When Susan Kroft and her husband, Chad Miller, of Stoystown, Somerset County, considered names for the new restaurant Kroft was opening, a chubby critter in their yard gave them an idea.

"We were sitting on the porch, trying to decide what to name it. We have a fat squirrel on our property," Kroft says.

They watched him eat a mushroom cap, and the humorous name was born.

Kroft opened The Fat Squirrel Ice Cream & Eatery in April in Jennerstown. Ice cream is locally sourced from Vale Wood Farms in Cambria County, she says.

Kroft, a longtime chef, says she had considered opening her own restaurant for a while when the former ice cream stand came on the market.

"It just kind of got into my brain. It's the perfect size, not too many seats. You don't have to be too big for your britches," she says. Kroft has a staff of about 10 and does most of the cooking herself.

The restaurant is open year-round, with seasonal patio seating and interior seating for 36.

A former executive chef at Green Gables Restaurant in Jennerstown, Kroft says she likes the idea of bringing fine dining sensibility to foods everyone can afford.
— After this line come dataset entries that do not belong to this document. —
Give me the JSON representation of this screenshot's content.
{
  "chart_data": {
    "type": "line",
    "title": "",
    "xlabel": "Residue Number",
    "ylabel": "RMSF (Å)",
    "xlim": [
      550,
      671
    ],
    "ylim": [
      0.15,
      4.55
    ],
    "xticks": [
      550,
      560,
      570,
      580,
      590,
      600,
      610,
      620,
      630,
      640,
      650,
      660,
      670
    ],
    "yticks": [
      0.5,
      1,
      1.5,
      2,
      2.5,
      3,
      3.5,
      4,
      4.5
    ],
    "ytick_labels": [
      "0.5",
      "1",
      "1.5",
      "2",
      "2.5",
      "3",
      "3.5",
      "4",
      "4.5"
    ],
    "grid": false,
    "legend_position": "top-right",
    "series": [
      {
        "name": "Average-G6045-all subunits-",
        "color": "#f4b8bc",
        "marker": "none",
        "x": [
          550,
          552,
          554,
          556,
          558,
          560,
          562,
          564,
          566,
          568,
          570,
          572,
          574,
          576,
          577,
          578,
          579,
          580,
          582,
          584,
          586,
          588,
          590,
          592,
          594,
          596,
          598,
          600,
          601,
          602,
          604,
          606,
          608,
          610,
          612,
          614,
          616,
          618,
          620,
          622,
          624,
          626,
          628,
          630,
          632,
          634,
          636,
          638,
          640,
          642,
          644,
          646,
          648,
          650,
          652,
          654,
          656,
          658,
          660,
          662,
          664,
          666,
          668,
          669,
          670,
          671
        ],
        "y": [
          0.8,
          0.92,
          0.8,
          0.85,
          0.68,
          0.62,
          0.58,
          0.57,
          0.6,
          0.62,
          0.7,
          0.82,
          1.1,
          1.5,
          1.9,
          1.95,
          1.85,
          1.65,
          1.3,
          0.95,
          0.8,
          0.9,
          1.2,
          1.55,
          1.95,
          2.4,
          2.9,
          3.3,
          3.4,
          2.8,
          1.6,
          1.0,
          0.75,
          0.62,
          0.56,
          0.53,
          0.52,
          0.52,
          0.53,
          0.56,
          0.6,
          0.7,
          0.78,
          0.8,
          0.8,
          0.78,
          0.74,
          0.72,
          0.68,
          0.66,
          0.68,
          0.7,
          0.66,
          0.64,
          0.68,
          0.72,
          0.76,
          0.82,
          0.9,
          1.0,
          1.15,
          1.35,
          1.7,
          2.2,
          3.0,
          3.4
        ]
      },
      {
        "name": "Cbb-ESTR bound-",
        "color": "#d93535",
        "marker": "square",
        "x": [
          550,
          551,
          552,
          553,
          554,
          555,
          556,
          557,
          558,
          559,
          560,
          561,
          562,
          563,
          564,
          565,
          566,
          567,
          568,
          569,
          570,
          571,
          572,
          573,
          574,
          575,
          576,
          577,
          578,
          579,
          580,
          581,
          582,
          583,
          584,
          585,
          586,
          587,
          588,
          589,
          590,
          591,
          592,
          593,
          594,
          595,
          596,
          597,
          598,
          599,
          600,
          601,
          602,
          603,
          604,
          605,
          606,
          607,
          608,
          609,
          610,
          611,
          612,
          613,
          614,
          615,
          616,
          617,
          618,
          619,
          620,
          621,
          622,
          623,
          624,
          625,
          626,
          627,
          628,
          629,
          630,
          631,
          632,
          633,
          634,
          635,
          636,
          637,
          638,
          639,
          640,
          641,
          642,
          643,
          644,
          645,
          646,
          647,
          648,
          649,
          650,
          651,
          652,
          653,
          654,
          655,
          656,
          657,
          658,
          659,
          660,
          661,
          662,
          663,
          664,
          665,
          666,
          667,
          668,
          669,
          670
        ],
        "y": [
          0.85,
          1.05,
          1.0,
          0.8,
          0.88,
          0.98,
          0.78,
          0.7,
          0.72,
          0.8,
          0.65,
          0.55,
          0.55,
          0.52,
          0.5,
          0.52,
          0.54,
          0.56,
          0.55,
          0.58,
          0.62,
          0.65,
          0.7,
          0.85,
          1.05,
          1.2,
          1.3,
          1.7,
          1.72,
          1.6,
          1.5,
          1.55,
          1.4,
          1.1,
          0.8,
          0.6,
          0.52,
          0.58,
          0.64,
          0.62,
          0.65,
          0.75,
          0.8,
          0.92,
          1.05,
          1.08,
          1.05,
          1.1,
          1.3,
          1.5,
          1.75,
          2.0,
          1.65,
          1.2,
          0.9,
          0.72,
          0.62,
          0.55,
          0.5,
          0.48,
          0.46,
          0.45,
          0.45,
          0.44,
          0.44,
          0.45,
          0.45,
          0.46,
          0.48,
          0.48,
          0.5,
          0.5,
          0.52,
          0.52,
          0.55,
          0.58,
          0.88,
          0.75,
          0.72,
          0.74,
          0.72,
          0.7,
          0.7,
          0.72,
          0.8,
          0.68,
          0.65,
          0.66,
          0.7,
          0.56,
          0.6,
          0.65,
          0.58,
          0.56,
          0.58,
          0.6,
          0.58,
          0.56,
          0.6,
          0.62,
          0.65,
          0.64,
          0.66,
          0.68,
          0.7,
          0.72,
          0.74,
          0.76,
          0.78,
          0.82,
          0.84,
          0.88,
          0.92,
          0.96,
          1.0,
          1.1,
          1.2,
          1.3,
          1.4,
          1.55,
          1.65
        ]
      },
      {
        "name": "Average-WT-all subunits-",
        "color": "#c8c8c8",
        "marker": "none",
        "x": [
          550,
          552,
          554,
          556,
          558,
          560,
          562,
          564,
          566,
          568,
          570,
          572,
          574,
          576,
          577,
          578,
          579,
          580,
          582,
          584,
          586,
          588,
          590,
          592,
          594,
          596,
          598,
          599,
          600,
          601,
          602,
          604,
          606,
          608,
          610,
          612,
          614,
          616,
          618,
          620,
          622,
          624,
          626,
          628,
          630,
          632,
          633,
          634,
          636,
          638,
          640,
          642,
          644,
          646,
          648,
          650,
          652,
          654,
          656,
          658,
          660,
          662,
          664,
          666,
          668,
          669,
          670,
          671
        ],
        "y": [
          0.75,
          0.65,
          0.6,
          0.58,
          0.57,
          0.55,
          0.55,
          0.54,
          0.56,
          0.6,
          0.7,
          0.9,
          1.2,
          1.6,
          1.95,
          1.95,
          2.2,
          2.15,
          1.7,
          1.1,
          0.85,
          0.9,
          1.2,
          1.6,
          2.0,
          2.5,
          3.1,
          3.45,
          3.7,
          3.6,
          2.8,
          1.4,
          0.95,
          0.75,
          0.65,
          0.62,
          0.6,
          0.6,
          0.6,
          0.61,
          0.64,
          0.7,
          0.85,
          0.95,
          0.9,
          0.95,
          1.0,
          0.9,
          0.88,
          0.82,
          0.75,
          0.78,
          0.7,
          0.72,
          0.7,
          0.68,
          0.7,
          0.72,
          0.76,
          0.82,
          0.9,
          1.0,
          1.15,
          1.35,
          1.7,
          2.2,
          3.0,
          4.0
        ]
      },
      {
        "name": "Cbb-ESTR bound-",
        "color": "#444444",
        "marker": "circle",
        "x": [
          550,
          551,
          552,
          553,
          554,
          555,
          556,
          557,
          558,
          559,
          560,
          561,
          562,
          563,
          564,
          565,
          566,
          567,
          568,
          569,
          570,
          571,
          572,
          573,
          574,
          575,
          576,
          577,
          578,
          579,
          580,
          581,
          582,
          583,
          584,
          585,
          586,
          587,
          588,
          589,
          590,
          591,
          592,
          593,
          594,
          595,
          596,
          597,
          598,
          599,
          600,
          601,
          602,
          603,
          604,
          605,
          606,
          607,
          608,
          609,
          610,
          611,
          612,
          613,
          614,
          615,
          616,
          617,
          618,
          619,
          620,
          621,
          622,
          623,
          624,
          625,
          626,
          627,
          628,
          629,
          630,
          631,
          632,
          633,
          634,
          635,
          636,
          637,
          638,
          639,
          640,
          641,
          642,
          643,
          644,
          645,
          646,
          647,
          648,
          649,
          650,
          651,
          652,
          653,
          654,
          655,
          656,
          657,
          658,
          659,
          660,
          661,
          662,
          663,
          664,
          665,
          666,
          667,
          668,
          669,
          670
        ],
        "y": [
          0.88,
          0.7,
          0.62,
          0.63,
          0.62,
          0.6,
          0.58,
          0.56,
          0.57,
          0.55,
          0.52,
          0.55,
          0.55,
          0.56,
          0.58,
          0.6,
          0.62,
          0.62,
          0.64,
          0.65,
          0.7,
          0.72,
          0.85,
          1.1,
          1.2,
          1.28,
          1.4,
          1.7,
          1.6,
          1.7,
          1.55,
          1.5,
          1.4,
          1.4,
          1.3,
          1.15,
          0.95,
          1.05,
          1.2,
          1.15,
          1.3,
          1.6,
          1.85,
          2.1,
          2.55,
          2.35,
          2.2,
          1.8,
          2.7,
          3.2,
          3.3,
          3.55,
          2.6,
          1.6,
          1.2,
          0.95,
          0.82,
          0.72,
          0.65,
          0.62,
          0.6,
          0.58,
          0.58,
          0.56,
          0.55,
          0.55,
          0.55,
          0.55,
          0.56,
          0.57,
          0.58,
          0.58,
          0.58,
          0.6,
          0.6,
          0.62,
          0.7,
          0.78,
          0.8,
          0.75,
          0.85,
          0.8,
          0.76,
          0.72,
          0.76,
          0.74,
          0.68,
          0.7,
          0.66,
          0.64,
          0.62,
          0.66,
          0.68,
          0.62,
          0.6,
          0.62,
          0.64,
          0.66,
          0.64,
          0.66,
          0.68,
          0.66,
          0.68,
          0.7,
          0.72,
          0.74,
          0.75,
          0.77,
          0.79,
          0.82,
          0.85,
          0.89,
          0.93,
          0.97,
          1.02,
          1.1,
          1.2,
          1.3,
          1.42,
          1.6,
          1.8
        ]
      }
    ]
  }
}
"I tried to formulate a menu that would have something for everyone," she says.

She offers "snacks," from deviled eggs to Greek nachos to pimento cheese, bacon jam and grilled bread, "Greens & Grains," with a Pittsburgh Salad, Caesar, smoked beet and feta, quinoa, lentil and spinach bowl and cauliflower, kale and farro bowl, soups and a "chipmunks" (children's) menu.

"Our gravies, salad dressings and sauces are all homemade," Kroft says. "Large plates" include seared pork chop and house made pierogis, pasta with house made Bolognese, salmon, strip steak and pork belly or cornmeal crusted catfish tacos.

Among the most popular dishes are an open face sandwich of meatloaf on macaroni and cheese waffles and a roasted chicken, avocado and feta baguette, she says.

Her husband, also a chef, took over the dessert menu, which can include carrot cake and snickerdoodle peanut butter pie.

Located at 1302 W Pitt St., the restaurant opens daily at 11:30 a.m., closing at 8 p.m. Sunday and Monday and 9 p.m. the rest of the week, closed on Tuesday.